Kinshasa, 3 août 2026-Les consultations politiques conduites à Lubumbashi par Raphaël Katebe Katoto, émissaire du président Félix Tshisekedi, continuent de susciter des réactions.
L’opposant Claudel Lubaya a affirmé que ces échanges ont fait ressortir un profond sentiment de frustration au sein de plusieurs composantes de la population du Grand Katanga, notamment sur la gestion des richesses minières et la place de la région dans la gouvernance nationale.

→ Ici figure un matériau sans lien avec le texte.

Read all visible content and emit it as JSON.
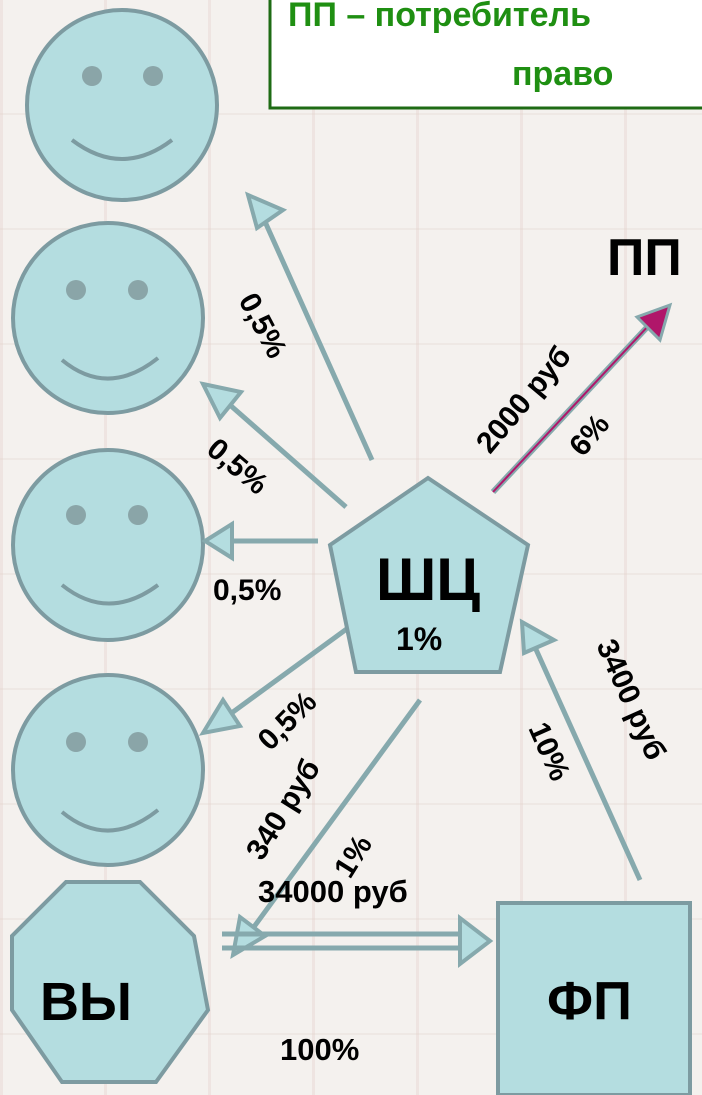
{
  "header": {
    "line1": "ПП – потребитель",
    "line2": "право"
  },
  "nodes": {
    "center_label": "ШЦ",
    "center_percent": "1%",
    "you_label": "ВЫ",
    "fp_label": "ФП",
    "pp_label": "ПП"
  },
  "edges": {
    "smiley1_percent": "0,5%",
    "smiley2_percent": "0,5%",
    "smiley3_percent": "0,5%",
    "smiley4_percent": "0,5%",
    "smiley4_amount": "340 руб",
    "you_percent": "1%",
    "you_to_fp_amount": "34000 руб",
    "you_to_fp_percent": "100%",
    "fp_to_center_percent": "10%",
    "fp_to_center_amount": "3400 руб",
    "center_to_pp_amount": "2000 руб",
    "center_to_pp_percent": "6%"
  },
  "colors": {
    "shape_fill": "#b4dde0",
    "shape_stroke": "#7d9ba1",
    "arrow": "#86a9ad",
    "arrow_accent": "#b0166a",
    "header_text": "#1f8f12",
    "header_border": "#1e6b14"
  }
}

Dans une déclaration rendue publique, Claudel Lubaya indique qu’un message est revenu de manière récurrente au cours des consultations : le Katanga se sentirait « abandonné, exploité et dépouillé », alors même qu’il demeure l’un des principaux moteurs économiques de la République démocratique du Congo grâce à ses importantes ressources en cuivre, cobalt, lithium et autres minerais stratégiques.
Selon lui, plusieurs participants ont estimé que les revenus issus de l’exploitation minière profiteraient davantage à un cercle restreint proche du pouvoir central qu’aux populations locales, lesquelles continueraient à vivre dans un contexte marqué par la pauvreté et le déficit d’infrastructures.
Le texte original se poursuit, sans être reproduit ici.